To some, time represents a variable—one that can factor into an equation; Einstein famously conquered time in his Theory of Relativity, deducing time to a mere number that could be changed. We as a society are obsessed with the concept of time: one needs to look no further than the library or cinema to find scores of entertainment surrounding this topic (think of the novel 1984, or the Back to the Future movies). In fact, Nostradamus was made famous because of his perceived ability to break the laws of time and foretell the future. There is actually an entire industry devoted to this ability to ignore time to see into the future (i.e. psychics).
Whether or not you believe in people’s ability to see into future, time has been a key factor in my recovery and plays a role in everyone’s lives.

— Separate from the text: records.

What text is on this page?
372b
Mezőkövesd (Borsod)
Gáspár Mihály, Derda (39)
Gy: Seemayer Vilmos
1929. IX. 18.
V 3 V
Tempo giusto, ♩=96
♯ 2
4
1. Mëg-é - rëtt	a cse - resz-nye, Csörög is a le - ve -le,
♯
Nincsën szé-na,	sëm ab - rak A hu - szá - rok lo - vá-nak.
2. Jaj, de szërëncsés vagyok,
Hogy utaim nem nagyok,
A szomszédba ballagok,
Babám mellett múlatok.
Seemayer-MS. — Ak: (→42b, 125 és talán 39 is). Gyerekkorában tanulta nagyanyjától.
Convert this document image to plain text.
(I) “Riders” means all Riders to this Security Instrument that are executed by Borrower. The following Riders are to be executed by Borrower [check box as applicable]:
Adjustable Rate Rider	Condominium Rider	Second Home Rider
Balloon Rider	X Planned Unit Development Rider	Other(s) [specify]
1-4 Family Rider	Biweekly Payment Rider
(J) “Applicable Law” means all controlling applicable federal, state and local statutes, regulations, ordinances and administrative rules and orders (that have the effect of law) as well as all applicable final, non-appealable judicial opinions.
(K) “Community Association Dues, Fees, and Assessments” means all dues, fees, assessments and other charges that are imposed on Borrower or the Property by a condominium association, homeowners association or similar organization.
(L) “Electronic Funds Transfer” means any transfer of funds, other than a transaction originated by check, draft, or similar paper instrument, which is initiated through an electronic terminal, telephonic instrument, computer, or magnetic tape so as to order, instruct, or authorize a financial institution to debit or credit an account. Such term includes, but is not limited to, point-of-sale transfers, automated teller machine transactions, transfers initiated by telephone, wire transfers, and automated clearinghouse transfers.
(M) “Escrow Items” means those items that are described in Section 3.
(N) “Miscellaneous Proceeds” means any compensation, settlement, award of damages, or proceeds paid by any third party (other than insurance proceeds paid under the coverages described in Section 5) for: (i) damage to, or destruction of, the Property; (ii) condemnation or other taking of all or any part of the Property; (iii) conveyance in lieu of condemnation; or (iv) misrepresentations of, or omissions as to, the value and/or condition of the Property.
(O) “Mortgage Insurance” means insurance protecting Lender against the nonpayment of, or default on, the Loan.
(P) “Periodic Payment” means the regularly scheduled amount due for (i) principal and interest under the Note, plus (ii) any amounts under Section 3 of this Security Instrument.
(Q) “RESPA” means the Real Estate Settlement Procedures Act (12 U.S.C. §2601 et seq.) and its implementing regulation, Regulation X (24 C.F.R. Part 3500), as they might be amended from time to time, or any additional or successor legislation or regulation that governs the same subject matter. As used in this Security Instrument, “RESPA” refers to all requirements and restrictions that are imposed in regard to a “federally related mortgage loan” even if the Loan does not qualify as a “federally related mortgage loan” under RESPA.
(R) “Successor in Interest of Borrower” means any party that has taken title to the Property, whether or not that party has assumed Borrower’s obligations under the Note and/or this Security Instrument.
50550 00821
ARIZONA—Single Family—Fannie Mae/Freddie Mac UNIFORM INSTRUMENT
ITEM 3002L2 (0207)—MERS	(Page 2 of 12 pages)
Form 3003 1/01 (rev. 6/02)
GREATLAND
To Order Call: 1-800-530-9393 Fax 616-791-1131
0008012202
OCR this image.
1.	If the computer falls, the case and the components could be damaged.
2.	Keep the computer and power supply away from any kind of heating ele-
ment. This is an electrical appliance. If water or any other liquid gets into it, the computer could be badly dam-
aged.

When I was in the hospital my physician told me, “Chris, you will recover, but you have to be patient, it will take time.” I realize now the truth behind his words. While therapy along with cognitive strengthening plays a vital role in my recovery, completing these serves to lessen the time spent ‘recovering’. Hidden amidst these aids to recovery is the secret variable of time. Now in my recovery, there were (and are) times when I would hang onto and rely on this intangible idea as an excuse not to participate in therapy or cognitive exercises; part of me is very rational using only scientific data to guide my decisions; yet another part of me is guided by instinct or ‘gut decisions’. The reason I tell you this is that my rationale for skipping a workout or therapy appointment exposes these two sides of my thinking: my ‘gut’ tells me that I’d improve regardless of the therapy and that time is all I need to recover; but luckily my rational side chimes in and tells me that time is only one underlying factor in my recovery—therapy and strengthening are also crucial to the process. Thus if you think about it like a mathematical equation, it would be something like this: therapy + cognitive strengthening + time = recovery. Every factor is vital to this equation: if you only relied on time to recover (ignoring therapy and cognitive exercises), then you would not get your desired outcome.
But this piece is not titled ‘Therapy’ or ‘Cognition,’ it is titled ‘Time’ because I want to discuss the role that it continues to play in my recovery. I hope you come to the realization in reading this that we all can learn lessons that time teaches us. A great man once told me that “yes, you can come to grips with the fact that time is key to this process, but what people sometimes don’t realize is that you have to give time time.” Sometimes we do not have patience to wait for time to take effect; when this happens our equation is incomplete and we cannot achieve our desired result.
If we’ve decided that time is one of the key variable in our equations, sitting passively on our hands and letting time pass only acknowledges one of the factors in our ‘equation’ while ignoring the others. All of the variables must work together for the equation to work. But in writing this, I know that the factor of time is often overlooked, making us frustrated when we do not get what we want. Just remember that it may take time, and that sometimes you have to wait for time.